NKTR was a lower probability (65%) trade with a huge profit potential, and at the close of the week it sure looks doomed….However, no trade is done until it’s exited, so I will force this to trigger stop losses below the $16 per share area.

I'll never forget an iconic trade I took in Procter and Gamble early on in my career. I entered the trade, put the stops below the lows, and immediately enjoyed a rally up for a 6% gain. The market then topped out, and began to fall off badly.

I lost all of my open profits, then started to take some heat as the price broke down below my break even level... The bears dominated that stock all the way back down to the lows.

I remember feeling so terrible, as it seemed inevitable that this trade was going to stop out for a loss and I was constantly recriminating myself as I second guessed my choice not to take profits “when I had them”.

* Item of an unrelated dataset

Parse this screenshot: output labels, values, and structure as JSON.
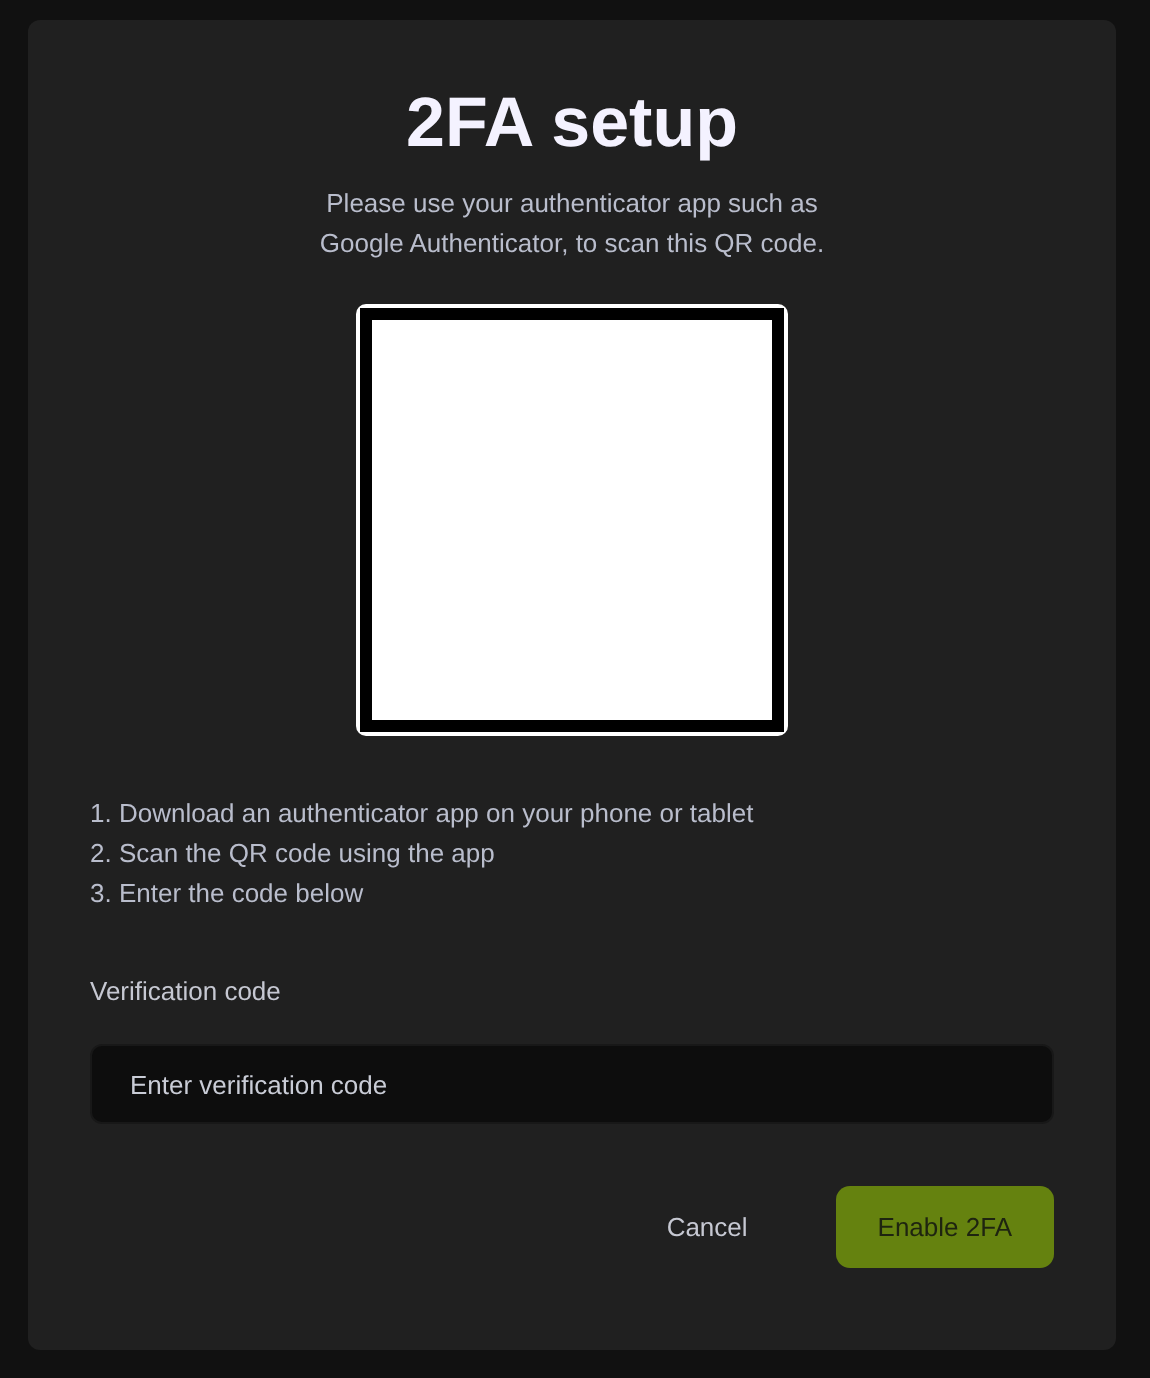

As you probably already suspect, there was no real evidence for me to make it exit decision on, and in fact all the signs pointed for a long sustained rally to the upside, so I did the right thing. Price came within 3 pennies of my stop loss level, reversed and began to rally like a rocket launched at the moon.

It ended up delivering a strong double digit gain for me, and has always acted as an iconic lesson that I recall anytime I'm feeling an emotional pull towards taking an impulsive action which is not based on the odds or any other hard data.

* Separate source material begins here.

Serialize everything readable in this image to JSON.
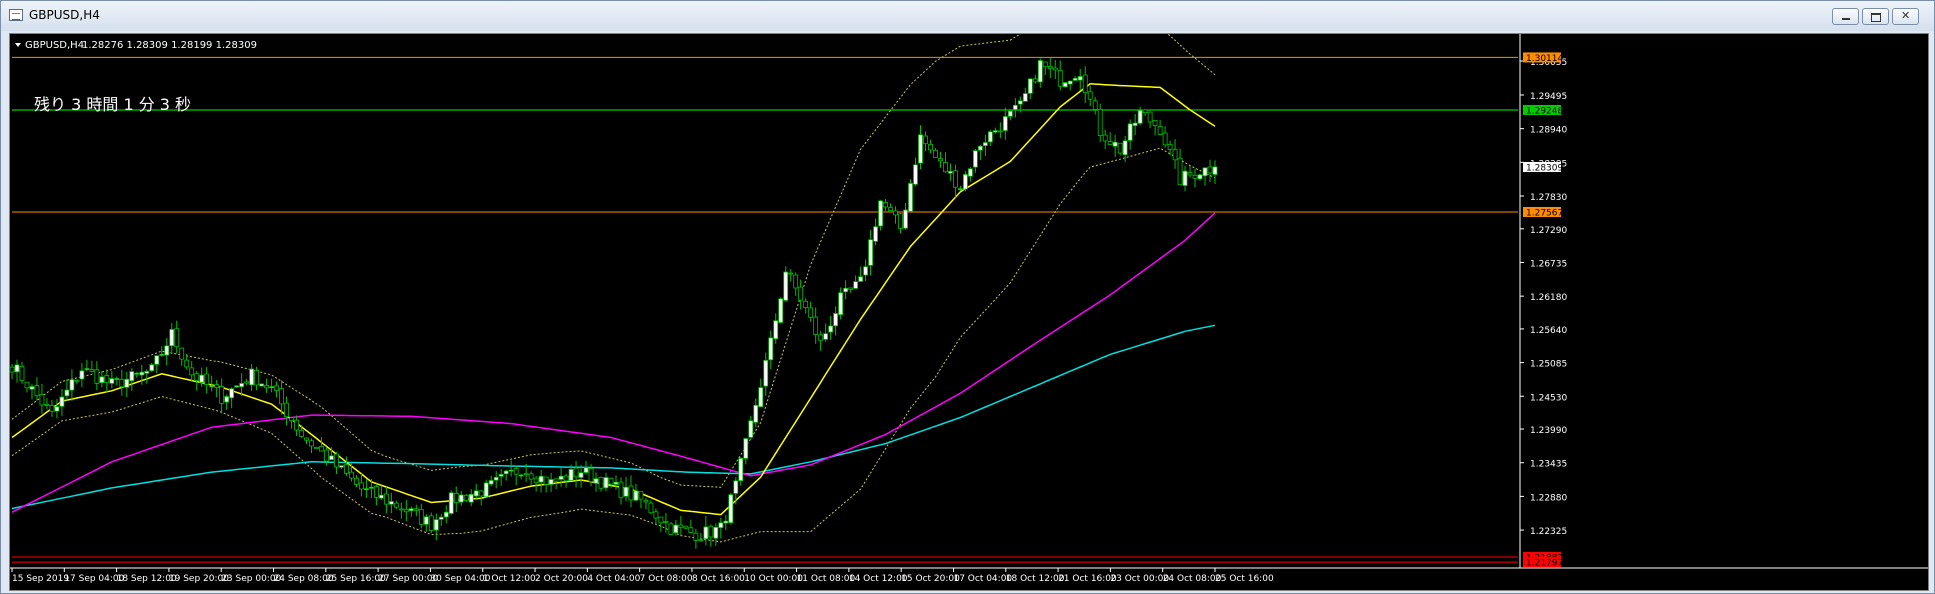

I can't tell you how many times the trades that I felt were slam dunks failed, and the trades that I was sure were going to stop out and cost me money that reversed and ended up hitting my profit targets.

In the beginning, you connect your ego and self worth to the success or failure of your trades, and this is emotional suicide as it create tremendous psychological pressure which leads to impulsive and emotional actions. Once you can become truly detached and literally care nothing about whether an individual trade succeeds or fails, because you are so hyper focused on the long term results that you intend to achieve…Magic happens and everything starts to produce in a cyclical and consistent manner.

These are just the sorts of lessons that I find have the most impact on traders results, once they master the basic technical skills of our proprietary market forecasting process which we teach at Market Forecasting Academy. Like so many things in life, trade management is one of those “80/20” things, where 80% of your profitability and consistency comes from your consistency in execution, whereas you probably spent 80% of your focus on the technical aspects of the tactics and strategies which in reality only produce 20% of your true profitability.
Harley-Davidson, Inc. (HOG)

HOG was one of the nicest patterns I have seen on the long side in a while, and like watching a piece of artwork get vandalized, the fact that it gave up the ghost so easily makes me sad.

But to circle back to the poker analogies I wrote about earlier, it also makes me sad when I go “all in” with a pair of kings, and the only person to call turns over a pair of tens..

Then proceeds to hit a 20% chance to get a final ten on the river to take all my money!

In both cases, the correct play is to move on without angst because you did the right thing based on the mathematics of odds when you had a choice in the matter.